The pattern_data contains all the steps for all the patterns (in a high level language I would have created a Map from a pattern name to a List of LedConfigurations… but here we simply can’t. Not easily at least)

The pattern array is used to define where a pattern starts and ends. Basically it’s a multidimensional array where each element is, again, an array of two ints defining the start and end index in the pattern_data array. The length of the pattern array gives the number of patterns defined in the program (in this case 5)

So, for example, the first pattern pattern[0] starts at index 0, and ends at index 0. The led configuration for this step is “everything off”.

By having the start and end index it’s easy to compute the pattern length in steps. For example pattern[1] starts at index 1 and ends at index 5 for a total of 5 steps.

The main loop is straightforward.

I use the counter variable as a global clock for understanding which pattern step I have to render.

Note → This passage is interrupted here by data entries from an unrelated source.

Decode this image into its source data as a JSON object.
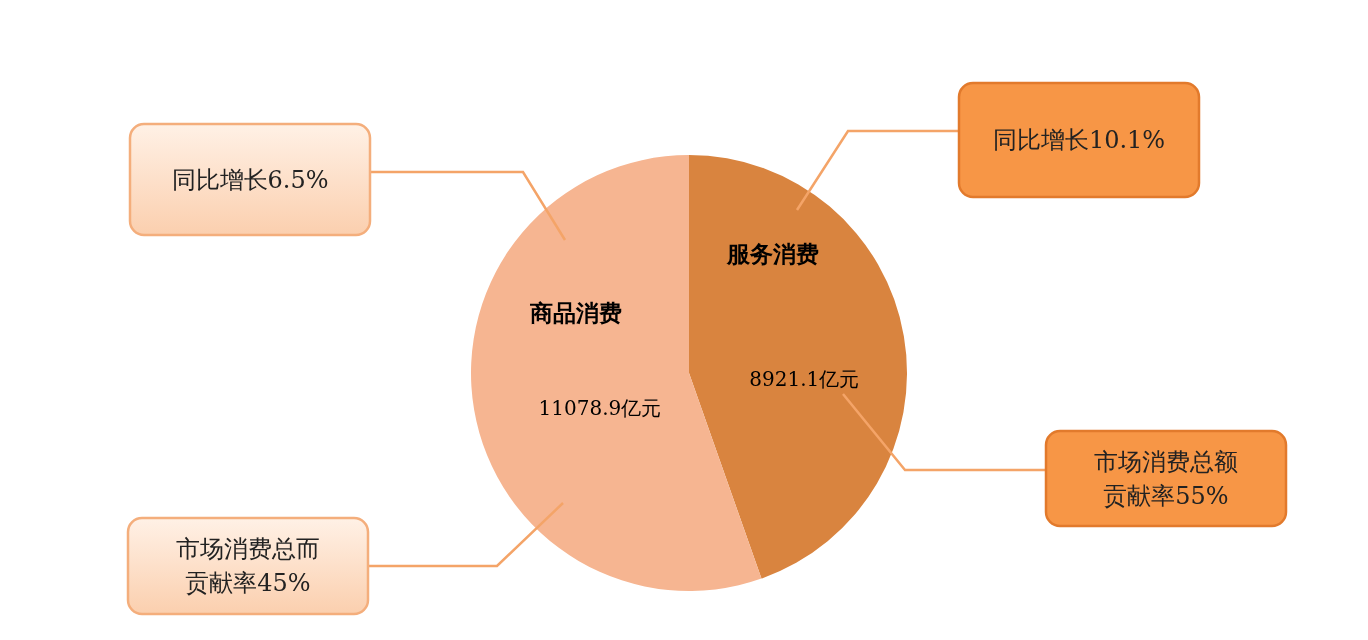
{
  "chart_data": {
    "type": "pie",
    "categories": [
      "服务消费",
      "商品消费"
    ],
    "values": [
      8921.1,
      11078.9
    ],
    "colors": [
      "#d9843f",
      "#f6b591"
    ],
    "value_labels": [
      "8921.1亿元",
      "11078.9亿元"
    ],
    "annotations": [
      "同比增长10.1%",
      "同比增长6.5%",
      "市场消费总额贡献率55%",
      "市场消费总而贡献率45%"
    ]
  }
}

By knowing how many steps a pattern is made of, a simple modulo operation will give us the current step index, and thus the corresponding led configuration. Then it’s just a matter of iterating on this configuration and set the corresponding pin values.

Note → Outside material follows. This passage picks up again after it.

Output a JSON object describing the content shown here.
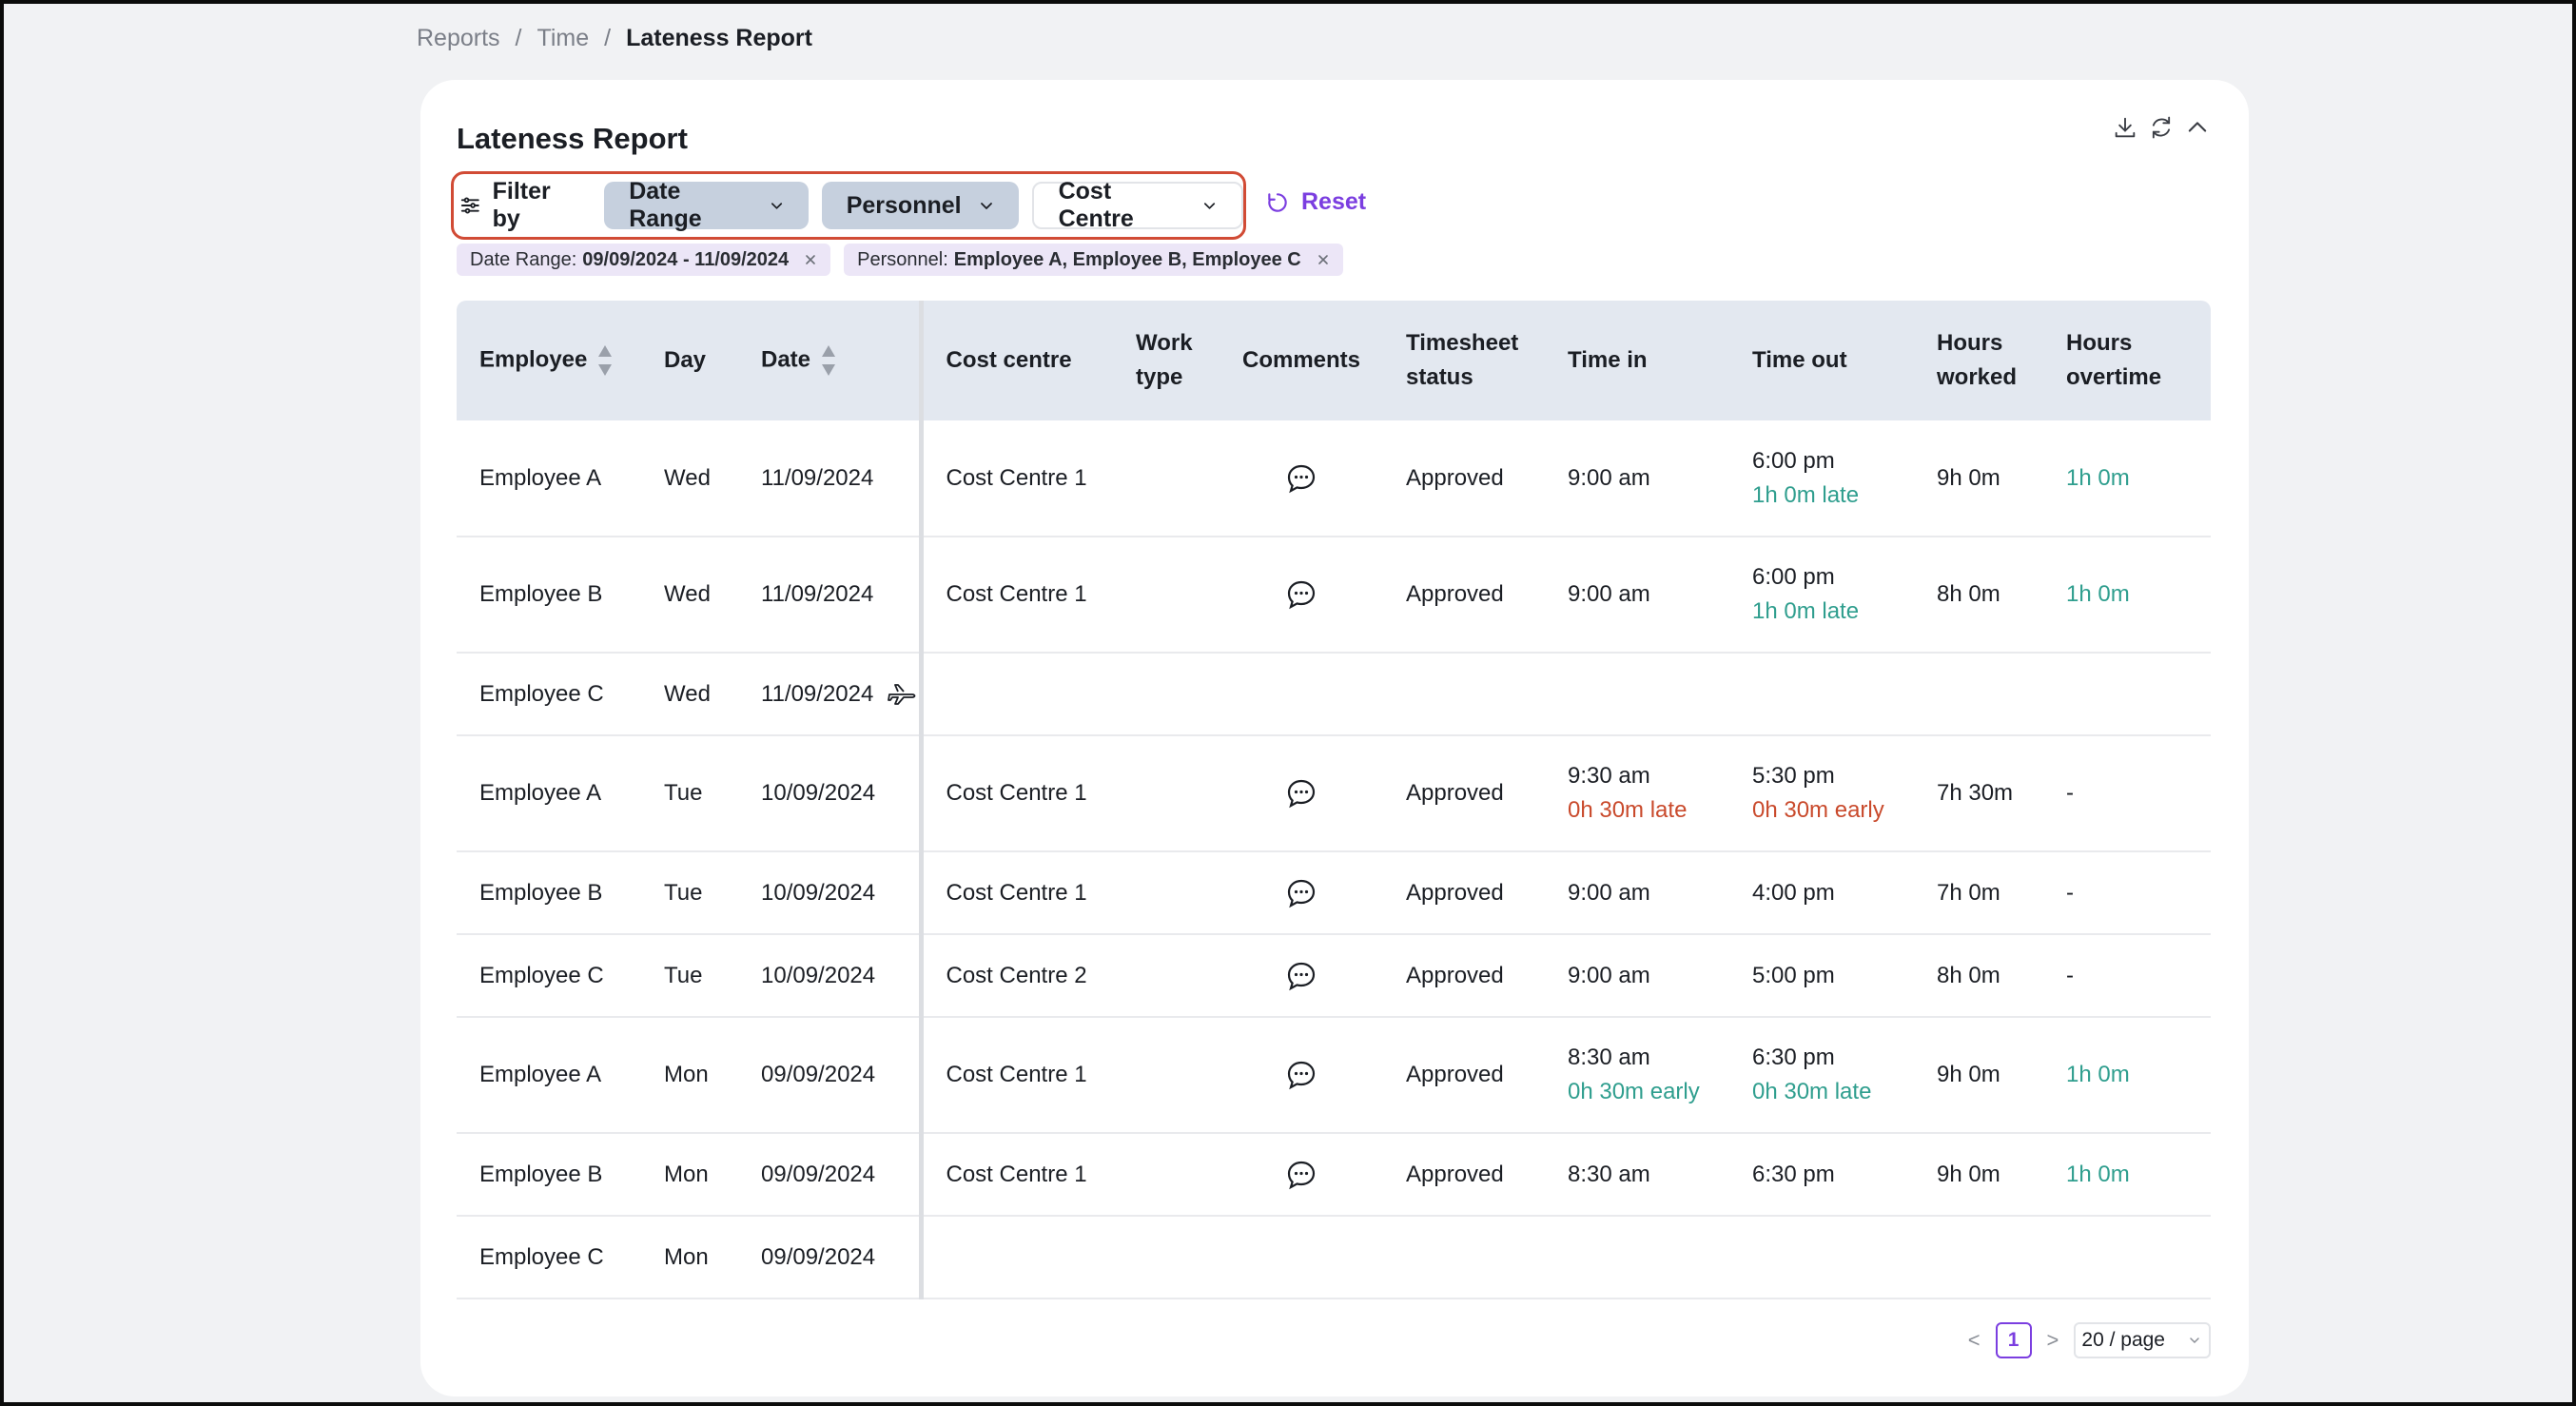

At each iteration I wait for an interval defined in the delay_length variable to slow things down a bit, otherwise the leds would be lit up and down too fast.

The if statement at the beginning of the loop function is used to avoid to continuously changing the pattern if the button is kept pressed. The current_pattern_changed variable is set to 1 the first time the pattern is changed. In this way the if block will not be executed on the next iterations if the button_state continues to be LOW, i.e., pressed.

When the button is released, then current_pattern_changed is reset to 0 making it possible to change the pattern the next time it is pressed.

The code should be easily extensible if you add more leds. It’s just a matter of changing the LED define, adding the missing elements to the pattern_data configurations, and declaring where the new leds are connected in the led_pins array.

That’s pretty much it. You can check this little video to look at how it actually works:

I liked a lot this experiment for two reasons. First it allowed me to play and learn more about very very low level components. Second, it made me write some code without using any abstraction. After years living on top of several layers of middlewares, frameworks, etc. it’s quite refreshing to talk to the bare metal directly.

You can find the source code on my account on GitHub. I will put there all the other experiments I will do in the future.